Zur Infrarotkabine greifst du am besten, wenn du wenig Platz hast, spontan und milde schwitzen möchtest, keinen Starkstrom legen willst und der Stromverbrauch klein bleiben soll. Sie ist der unkomplizierte Einstieg in die eigene Wärmeoase. Mehr dazu in unserer Kaufberatung zur Infrarotkabine.

Die finnische Sauna ist die richtige Wahl, wenn du das echte, heiße Saunaklima liebst, auf den Aufguss nicht verzichten willst und Platz sowie Anschluss vorhanden sind. Sie bietet das intensivere Erlebnis und den geselligen Charakter für zwei bis vier Personen. Beide Varianten und weitere Modelle findest du gebündelt in der Sauna-Kaufberatung.

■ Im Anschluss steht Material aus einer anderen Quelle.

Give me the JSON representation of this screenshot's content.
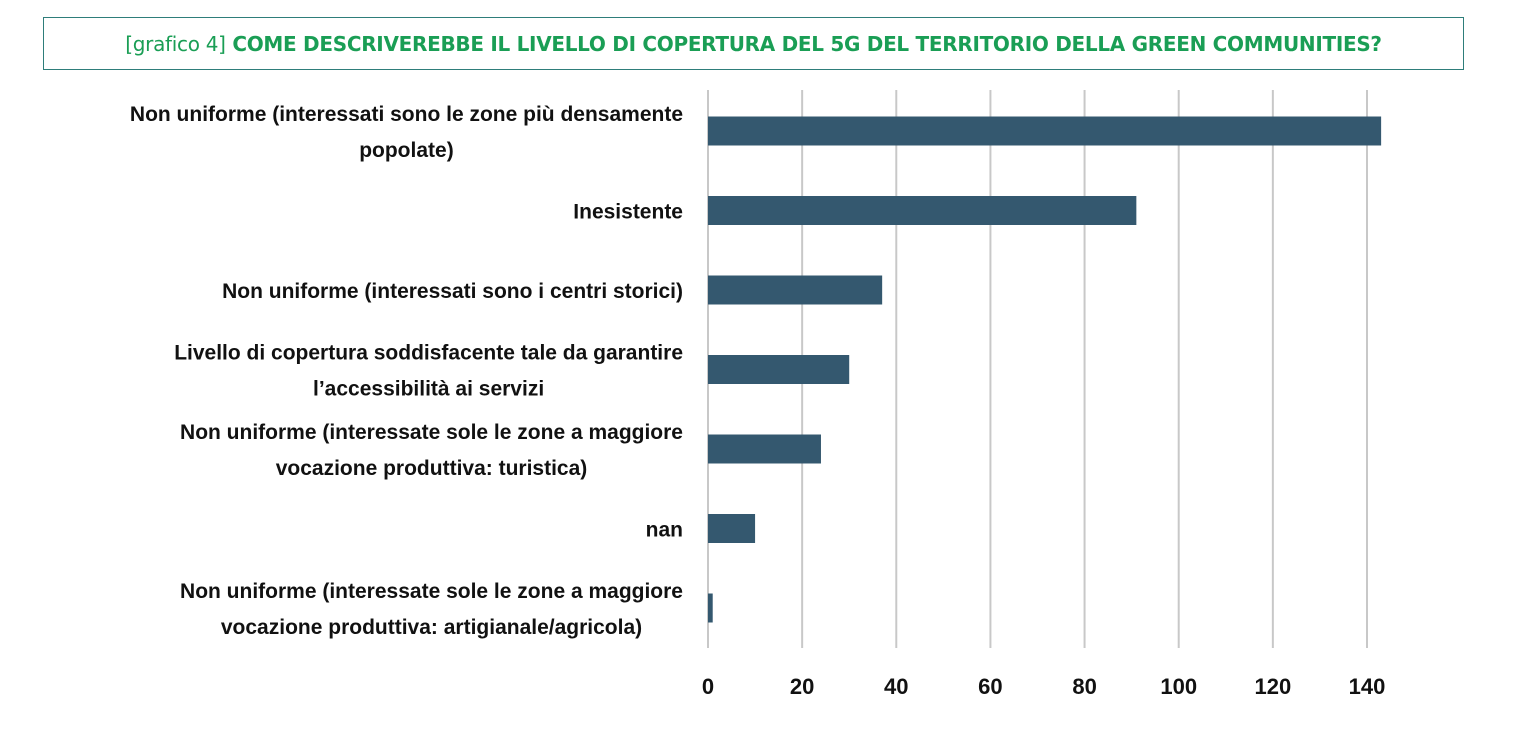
{
  "header": {
    "title_prefix": "[grafico 4]",
    "title_main": "COME DESCRIVEREBBE IL LIVELLO DI COPERTURA DEL 5G DEL TERRITORIO DELLA GREEN COMMUNITIES?"
  },
  "colors": {
    "bar": "#34586f",
    "grid": "#c8c8c8",
    "title": "#1a9e55",
    "title_border": "#2e7d7a"
  },
  "chart_data": {
    "type": "bar",
    "orientation": "horizontal",
    "categories": [
      [
        "Non uniforme (interessati sono le zone più densamente",
        "popolate)"
      ],
      [
        "Inesistente"
      ],
      [
        "Non uniforme (interessati sono i centri storici)"
      ],
      [
        "Livello di copertura soddisfacente tale da garantire",
        "l’accessibilità ai servizi"
      ],
      [
        "Non uniforme (interessate sole le zone a maggiore",
        "vocazione produttiva: turistica)"
      ],
      [
        "nan"
      ],
      [
        "Non uniforme (interessate sole le zone a maggiore",
        "vocazione produttiva: artigianale/agricola)"
      ]
    ],
    "values": [
      143,
      91,
      37,
      30,
      24,
      10,
      1
    ],
    "xlim": [
      0,
      140
    ],
    "xticks": [
      0,
      20,
      40,
      60,
      80,
      100,
      120,
      140
    ],
    "grid": true,
    "legend": "none"
  }
}
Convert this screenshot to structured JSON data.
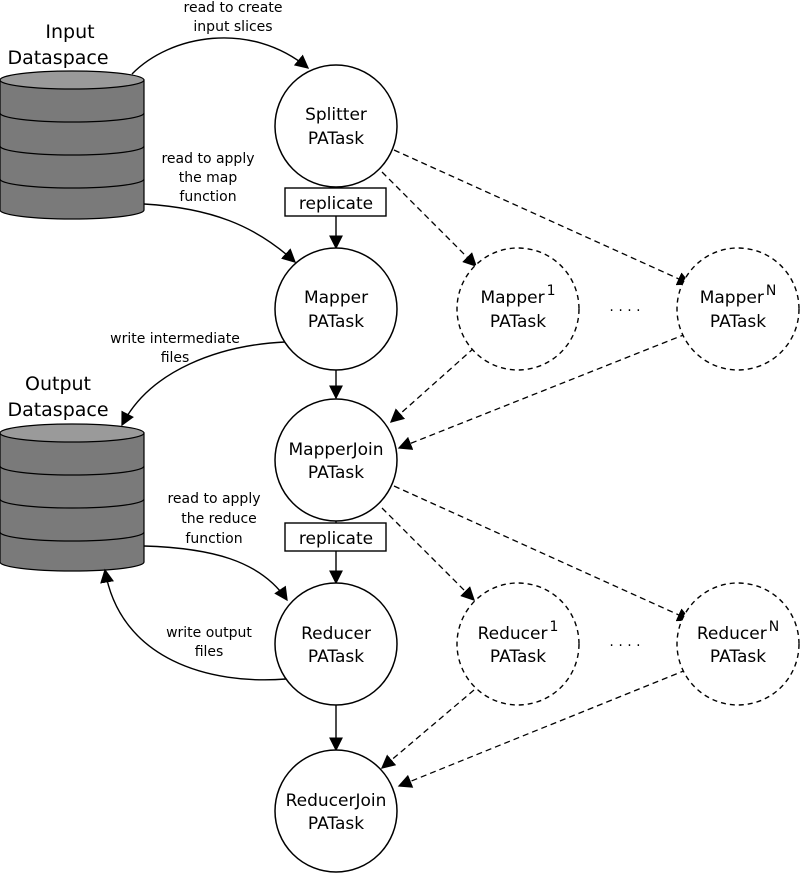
{
  "datastores": {
    "input": {
      "line1": "Input",
      "line2": "Dataspace"
    },
    "output": {
      "line1": "Output",
      "line2": "Dataspace"
    }
  },
  "tasks": {
    "splitter": {
      "line1": "Splitter",
      "line2": "PATask"
    },
    "mapper": {
      "line1": "Mapper",
      "line2": "PATask"
    },
    "mapper_1": {
      "line1": "Mapper",
      "sup": "1",
      "line2": "PATask"
    },
    "mapper_n": {
      "line1": "Mapper",
      "sup": "N",
      "line2": "PATask"
    },
    "mapper_join": {
      "line1": "MapperJoin",
      "line2": "PATask"
    },
    "reducer": {
      "line1": "Reducer",
      "line2": "PATask"
    },
    "reducer_1": {
      "line1": "Reducer",
      "sup": "1",
      "line2": "PATask"
    },
    "reducer_n": {
      "line1": "Reducer",
      "sup": "N",
      "line2": "PATask"
    },
    "reducer_join": {
      "line1": "ReducerJoin",
      "line2": "PATask"
    }
  },
  "replicate_labels": {
    "top": "replicate",
    "bottom": "replicate"
  },
  "ellipsis": {
    "mapper_row": ". . . .",
    "reducer_row": ". . . ."
  },
  "edges": {
    "input_to_splitter": {
      "line1": "read to create",
      "line2": "input slices"
    },
    "input_to_mapper": {
      "line1": "read to apply",
      "line2": "the map",
      "line3": "function"
    },
    "mapper_to_output": {
      "line1": "write intermediate",
      "line2": "files"
    },
    "output_to_reducer": {
      "line1": "read to apply",
      "line2": "the reduce",
      "line3": "function"
    },
    "reducer_to_output": {
      "line1": "write output",
      "line2": "files"
    }
  }
}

Kurz gesagt: Geht es dir um Komfort, Tempo und einen einfachen Einstieg, ist Infrarot ideal. Suchst du das ursprüngliche Saunaerlebnis mit Hitze und Aufguss, gewinnt die finnische Sauna. Es gibt kein pauschales Besser – nur das, was zu deinem Alltag und deinem Platz passt.

Häufige Fragen

Was ist der Hauptunterschied zwischen Infrarot und finnischer Sauna? +
Die finnische Sauna erhitzt über einen Ofen die Raumluft auf rund 80 bis 100 °C – du sitzt in echter, heißer Saunaluft. Die Infrarotkabine bleibt mit etwa 40 bis 60 °C deutlich milder und wärmt den Körper direkt über Strahlungswärme, ohne die Luft stark aufzuheizen.
Ist bei einer Infrarotkabine ein Aufguss möglich? +
Nein. Ein Aufguss braucht heiße Saunasteine auf einem Ofen und funktioniert nur in der finnischen Sauna. In einer Infrarotkabine gibt es keinen Ofen und keine Steine, also auch keinen klassischen Aufguss mit Wasser und Duft.
Welche Variante verbraucht weniger Strom? +
Im Einzelgang liegt die Infrarotkabine meist vorn: Sie ist in wenigen Minuten einsatzbereit und braucht keine lange Aufheizphase. Die finnische Sauna heizt länger vor und arbeitet mit höherer Leistung – der Verbrauch pro Sitzung fällt entsprechend höher aus.
Brauche ich für beide einen Starkstromanschluss? +
Nein. Viele Infrarotkabinen laufen über eine normale 230-V-Steckdose. Finnische Saunen mit Elektroofen ab etwa 3,5 kW brauchen dagegen fast immer einen 400-V-Starkstromanschluss, der von einer Elektrofachkraft gelegt wird.
Was passt besser in eine kleine Wohnung? +
Meist die Infrarotkabine: Sie ist kompakt, kommt oft mit Schuko-Stecker aus und stellt geringere Ansprüche an Lüftung und Anschluss. Eine finnische Kabine braucht mehr Platz, einen festen Stellplatz und in der Regel Starkstrom.